Впервые в Д, 1878, No 12, под псевдонимом Все тот же, более не переиздавалась, печатается по тексту журнала.
1 См. выше статью ‘Принципы и задачи реальной критики’.
2 Имеется в виду статья ‘Современная жизнь и наука. Этюд четвертый. Причины падения нашей литературы. (История литературного интеллекта)’ (‘Свет’, 1878, No 10), опубликованная анонимно, но ее автор, безусловно, Л. Е. Оболенский.
3 Языков — псевдоним Н. В. Шелгунова, Никитин — Ткачева.
4 Т. е. опять Ткачев, только под псевдонимом Все тот же.
5 Названная рецензия в составе ‘Журнального обозрения’ опубликована в No 9 (сентябрь, а не в No 8, как у Ткачева) ‘Света’ за 1878 г., без подписи, но ее автор — Оболенский. Называя ‘Свет’ (подзаголовок — ‘Орган общечеловеческого развития’) ‘Свистопляской духов’, Ткачев имел в виду спиритические увлечения его издателя — редактора Н. П. Вагнера.
6 Т. е. ‘Выбранные места из переписки с друзьями’ (1847).
7 Стебницкий — псевдоним Н. С. Лескова.
8 Такой работы в наследии Ткачева не обнаружено.
9 Сравнивая Суворина с фабрикантом металлических изделий А. Качем, Ткачев подчеркивает сугубо капиталистический характер газетно-издательской деятельности Суворина.
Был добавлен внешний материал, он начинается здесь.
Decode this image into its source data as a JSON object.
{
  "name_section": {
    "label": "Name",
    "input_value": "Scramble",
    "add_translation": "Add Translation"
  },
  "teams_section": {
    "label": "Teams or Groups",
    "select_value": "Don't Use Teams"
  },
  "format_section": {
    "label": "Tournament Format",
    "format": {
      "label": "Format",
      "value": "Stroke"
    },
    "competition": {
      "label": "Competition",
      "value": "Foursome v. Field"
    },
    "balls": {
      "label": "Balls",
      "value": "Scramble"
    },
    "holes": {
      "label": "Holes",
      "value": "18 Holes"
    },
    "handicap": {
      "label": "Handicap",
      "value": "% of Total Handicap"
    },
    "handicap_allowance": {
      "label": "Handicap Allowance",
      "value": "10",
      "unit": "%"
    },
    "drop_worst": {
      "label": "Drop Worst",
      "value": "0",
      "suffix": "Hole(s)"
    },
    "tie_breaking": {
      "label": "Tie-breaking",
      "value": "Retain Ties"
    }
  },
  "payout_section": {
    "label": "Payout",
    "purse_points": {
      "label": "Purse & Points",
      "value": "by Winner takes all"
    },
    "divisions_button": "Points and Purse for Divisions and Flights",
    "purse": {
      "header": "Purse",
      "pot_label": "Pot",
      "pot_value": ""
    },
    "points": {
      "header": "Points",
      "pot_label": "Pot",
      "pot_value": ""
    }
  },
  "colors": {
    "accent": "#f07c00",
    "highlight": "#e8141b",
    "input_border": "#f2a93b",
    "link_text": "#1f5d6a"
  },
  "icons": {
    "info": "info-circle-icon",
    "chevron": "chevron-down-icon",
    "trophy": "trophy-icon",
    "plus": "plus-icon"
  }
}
10 В частности, много стихов в конце 1860-х — начале 1870-х годов Оболенский поместил и в ‘Деле’.
11 Цитата из книги Ю. Бернштейна ‘Физиология органов чувств’ (СПб., 1876).
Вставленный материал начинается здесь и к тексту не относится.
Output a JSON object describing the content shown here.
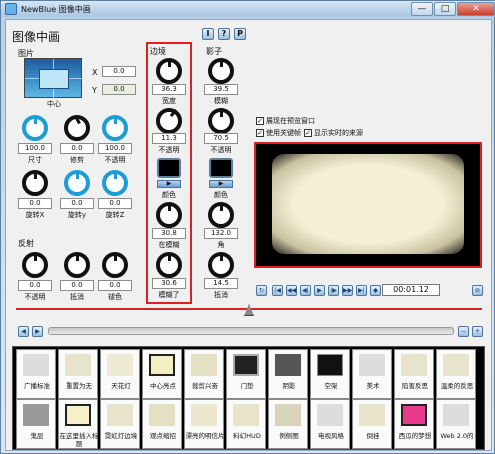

12 ‘Физиология смеха’ — статья Г. Спенсера, вошедшая в его сборник ‘Опыты’ (русское издание: СПб., 1867, в составе первого тома его собрания сочинений).
13 В книге И. Тэна ‘Чтения об искусстве. Пять курсов лекций’ (М., 1974).
14 Современное название: кроу, племя, относящееся к группе мандан языковой семьи сиу.
15 Мораль басни И. А. Крылова ‘Щука и кот’.
16 Так в тексте, трудно сказать, о какой из двух кантовских критик идет речь, Ткачев, вероятно, хотел поправить Оболенского, у которого также неверно: ‘Критика нравственного разума’.